Fué una hermosa pieza oratoria; y como Simoulin, á pesar de su lirismo, gustaba de tener siempre un tema fijo, en torno del cual podía enroscar caprichosamente sus improvisaciones, escogió uno: «el valor cívico y el valor guerrero».

Inútil es decir que, desde los primeros párrafos, el pobre valor guerrero quedó muy por debajo del valor cívico.

Tal vez por esto, Pierrefonds, que era militar, empezó a sentir cierta inquietud. Le daban miedo los ojos brillantes del maestro, unos ojos juveniles, detrás de cuyos cristales empezaba á danzar «la loca de la casa». Adivinó que el alma del poeta no estaba allí. Volaba por un mundo fantástico, y volvería dentro de unos instantes, derramando sobre la mesa, como flores reales, todas las rosas quiméricas recogidas en su viaje. ¿Qué iba á decir?... Su palabra continuaba fluyendo, sonora, fácil, entusiástica.

—Y para terminar, señores, puedo citaros un ejemplo, que hará ver, mejor que todas mis palabras, lo que son los dos valores.

»Aquí está mi amigo el comandante Pierrefonds, mi compañero de cautiverio, un verdadero héroe, un soldado cubierto de condecoraciones y de heridas, que realizó las mayores hazañas en nuestras guerras coloniales.
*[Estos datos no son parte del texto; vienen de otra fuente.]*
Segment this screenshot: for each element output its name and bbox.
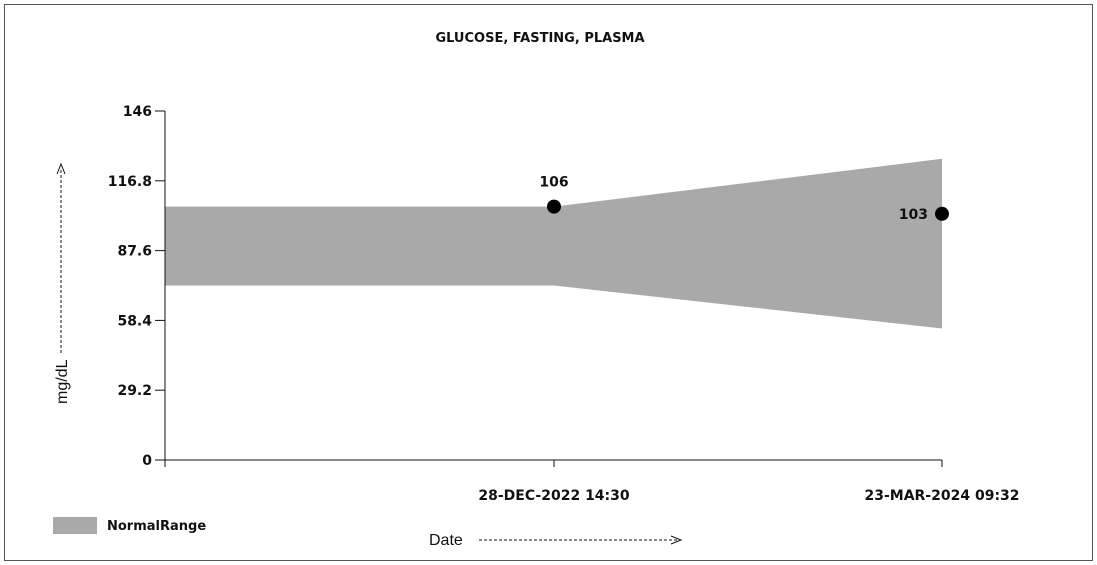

Su valor guerrero es indiscutible. Yo no soy mas que un pobre poeta, capaz, en determinados momentos, de mostrar cierto valor cívico.

»Ya conocéis la escena de nuestra salida de esta ciudad como prisioneros de los alemanes. La prensa, el libro y hasta el grabado han reproducido esta escena, tributándome con ello una gloria que no merezco. Yo grité.... lo que grité; fué algo superior á mi voluntad, que tal vez me aconsejaba ser prudente. Pero el valor cívico, cuando despierta, no conoce el peligro.

»Y apenas grité «¡Abajo Guillermo! ¡Mueran los verdugos!» este hombre de guerra, héroe de cien campañas, tal vez porque tiene un sentido de la realidad más exacto que yo, que no soy mas que un pobre poeta, me agarró las manos, suplicándome: «¡Por Dios, maestro! ¡Nada de locuras! ¡Nos va usted a hacer matar a todos!...» Esto no lo habrá olvidado seguramente mi querido camarada de infortunio. Y como es un soldado de valor indiscutible, podrá reconocer también sin rubor alguno que tal vez en aquella ocasión sintió cierto miedo, el primer miedo de toda su vida.

El comandante no pudo protestar. Una aclamación ensordecedora había interrumpido la elocuencia del orador. Todos le tendían las manos, conmovidos por la sinceridad y la sencillez de sus palabras. Y el poeta heroico se sentó, jadeando de emoción y de fatiga. Su discurso había terminado.

Pierrefonds optó por marcharse, sin que el público reparase en su fuga, ni en sus gestos coléricos, ni en las palabras de indignación que iba barboteando.

Después de aquella noche, nadie le ha visto más.

Tal vez no quiere salir á la calle; tal vez ha renunciado para siempre á vivir en la misma ciudad que el poeta y su «loca de la casa».